In recent years, study after study has shown that Fannie Mae and Freddie Mac are failing to do even as much as banks and S&Ls in providing financing for affordable housing, including minority and low income housing. After studying the issue for years, HUD has finally proposed regulations that would tighten the definitions of such terms as “low and moderate income,” “underserved areas,” and “very low income families.” Then HUD set a goal that required Fannie and Freddie to devote increasing percentages of their total business to assisting families in the affected groups to become home owners.
On its face, the idea that Fannie and Freddie should be generous in support of minority and low income housing seems unexceptionable. A recent analysis by the Congressional Budget Office estimated the subsidy they received from the federal government--as a result of their implicit government backing--at around $20 billion. That would fund $100,000 mortgages for 200,000 minority and low income families. Why should the government provide any backing for Fannie and Freddie unless they were doing something that the market itself would not do?
But Fannie and Freddie don’t see it that way. They have complained that raising their obligations with respect to affordable housing could reduce their ability to finance middle class homes. In the political context in which statements of this kind are made, this is an important and serious charge--somewhat akin to threatening to close the Washington Monument if Park Service appropriations are cut. It is a signal that those who support the regulations may one day find that they will have to answer to an opponent who accuses them of supporting higher mortgage rates. To the financial community, however, the message is different. In speeches there, Franklin Raines says that the HUD regulations threaten to “change the nature of the company.” What this means is that if the regulations take effect Fannie will be less profitable.
Both approaches are designed to stimulate political support to prevent the erosion of profitability because of the greater financial risks that are associated with buying and holding or securitizing minority and low income housing.
But companies that are chartered by the government to perform a government mission should be devoted to achieving that mission. Tough regulations such as those HUD has proposed should not be necessary. The regulations are required because Fannie and Freddie--despite their advertising about such things as Fannie’s “trillion dollar commitment”--will not perform their mission voluntarily.
The resistance to the adoption of the regulations will be followed--if the regulations go into effect--by resistance to full compliance. HUD, if it remains in charge of this part of Fannie and Freddie’s activities, will have to spend considerable sums on monitoring and enforcement. The $993,000 tudor home in Cincinnati is only one example of the problems that will arise in the future.

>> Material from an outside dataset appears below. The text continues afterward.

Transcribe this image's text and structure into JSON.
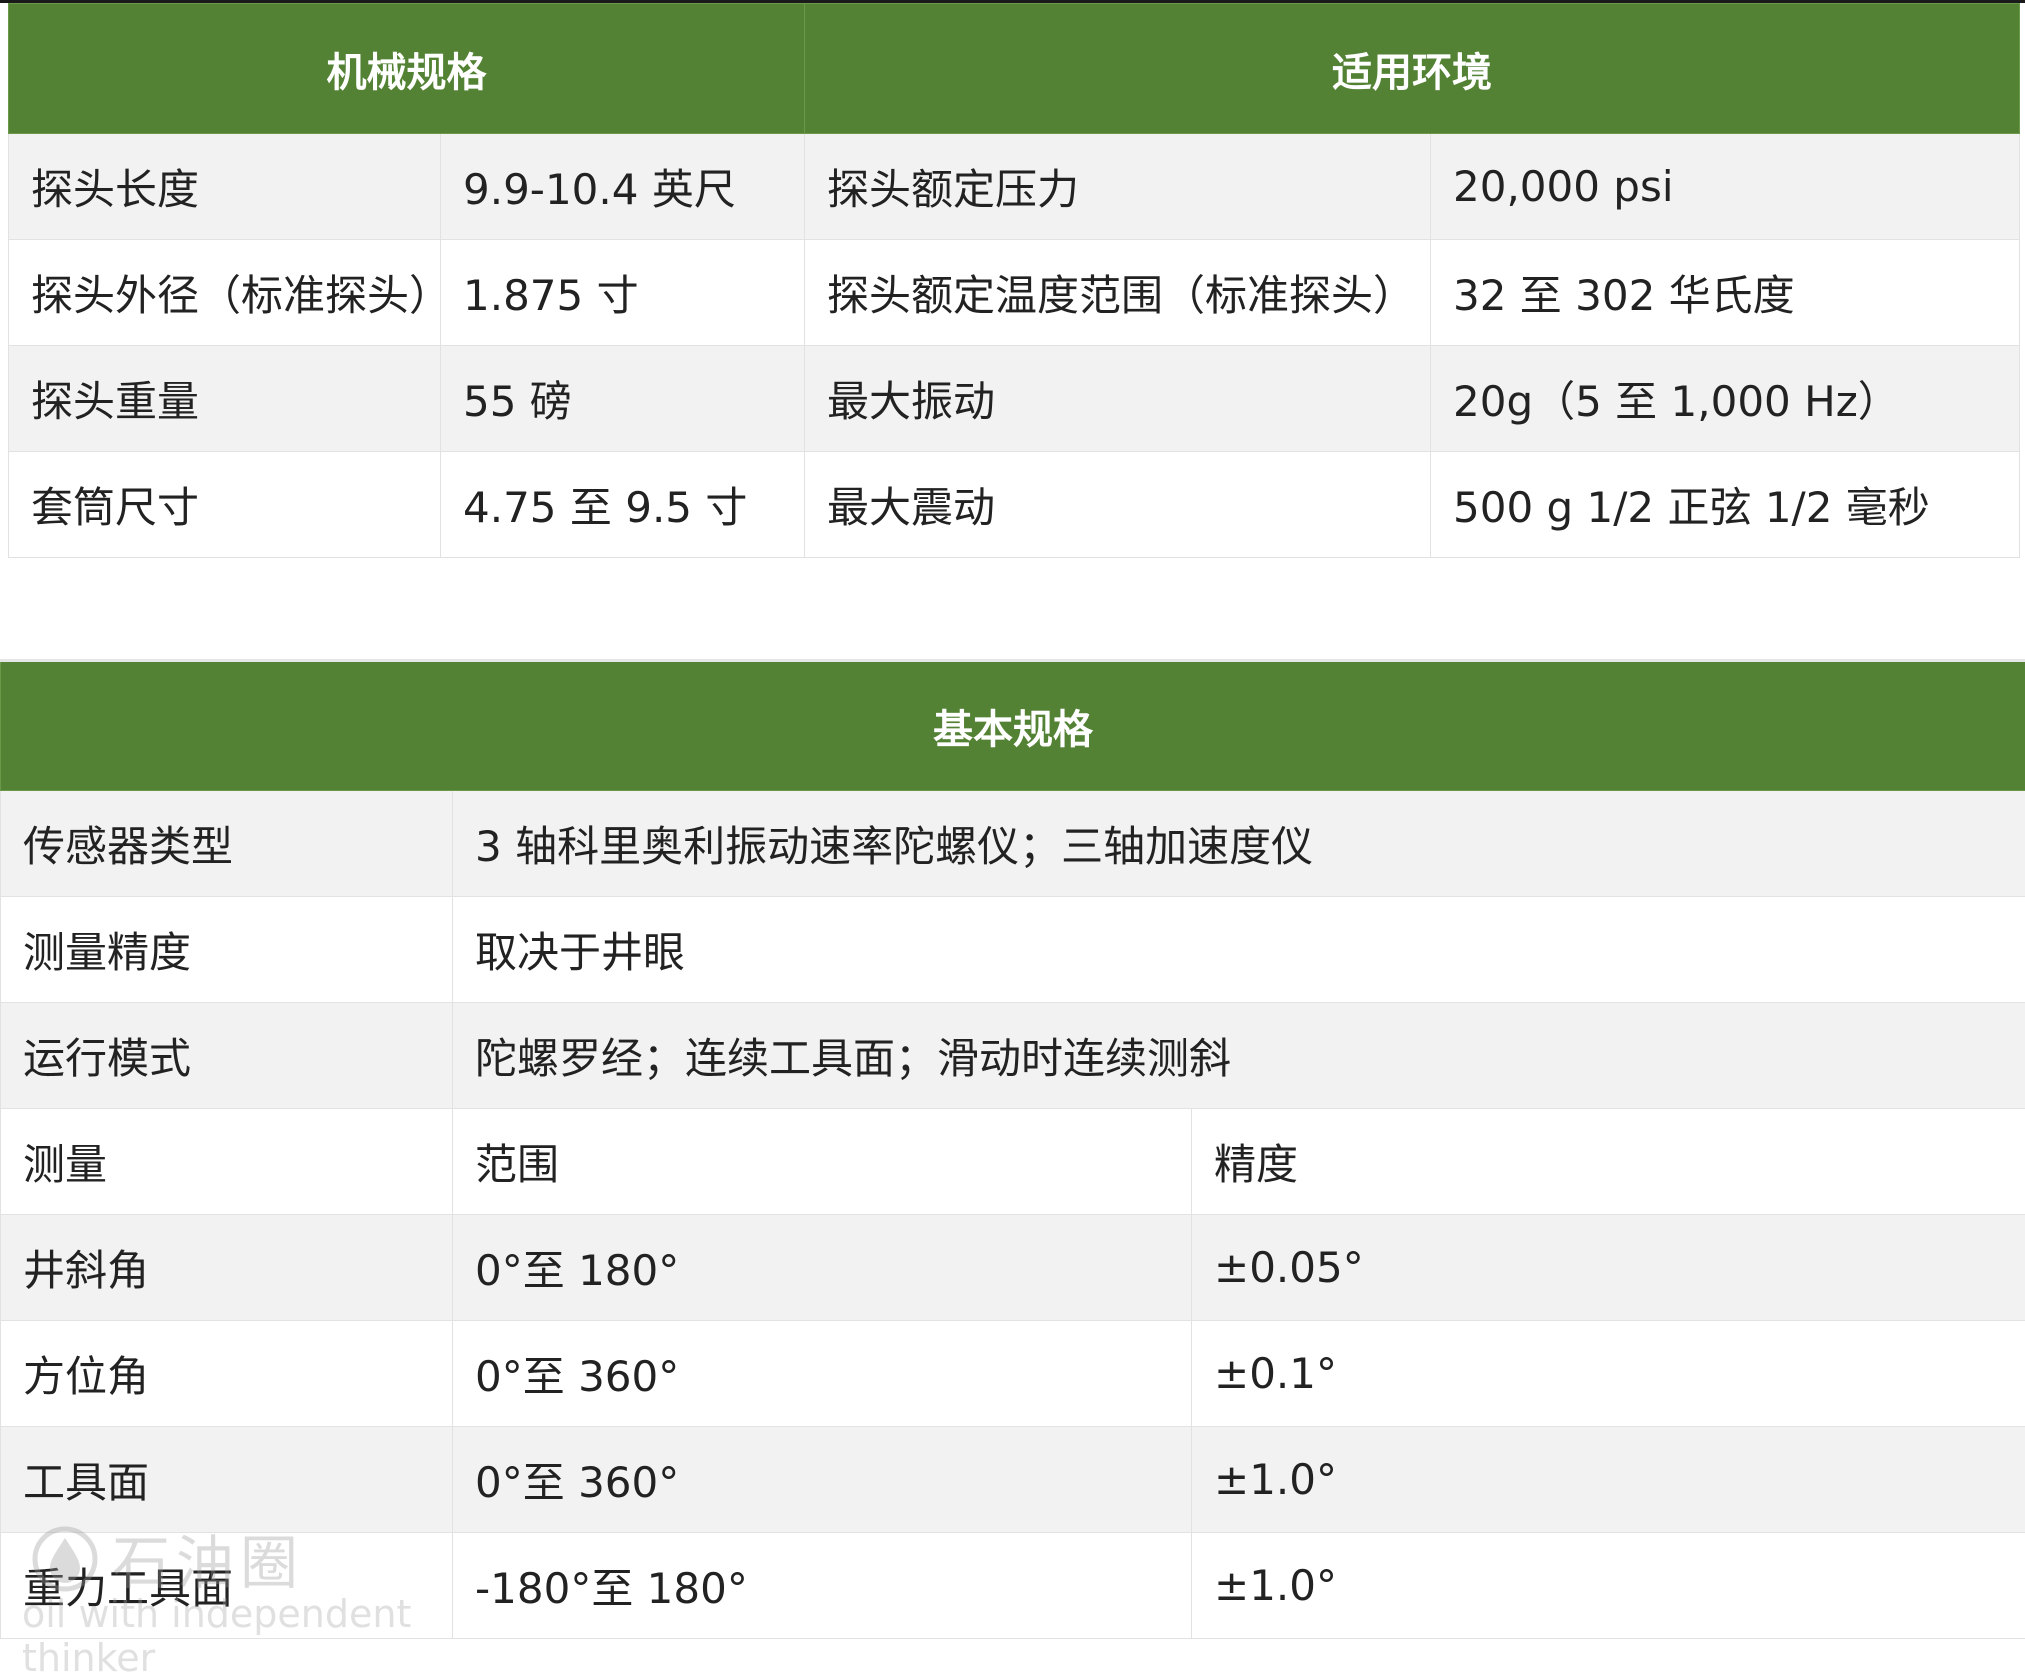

In a June 2004 letter to the Office of Federal Housing Enterprise Oversight, commenting on OFHEO’s proposed corporate governance regulations, Ann M. Korologos, the chair of Fannie’s corporate governance committee, neatly outlined the essence of the conflict of interest that lies at the heart of Fannie and Freddie’s resistance to HUD’s regulations. Fannie’s directors, wrote Korologos,” are concerned that the [OFHEO] proposal’s focus on the federal charters and ‘public mission’ of the Enterprises may detract from our role as representatives of Fannie Mae’s shareholders. As directors, our duty is to act in the best interest of the shareholders.”
In the regulations we will be considering in this conference, HUD is making a valiant effort to bring the activities of Fannie and Freddie into alignment with their statutory mission and with their advertising claims. There is of course legitimate debate about whether the HUD regulations are well designed for their purpose, and that will be the focus of much of today’s discussion, but because of the completely legitimate position reflected in the Korologos letter it is doubtful that any set of regulations and any enforcement would be successful in driving these companies in a direction they do not want to go. That is the subtext of the discussion today.
If the government wants to assist low income families in becoming homeowners--a worthy goal for many reasons--it should do so through a government agency or through some other vehicle that does not have a directly conflicting agenda. The government will never succeed in attaining its ends through the use of companies that owe their principal loyalties to their shareholders, not to a government mission.
Peter J. Wallison is a resident fellow at AEI.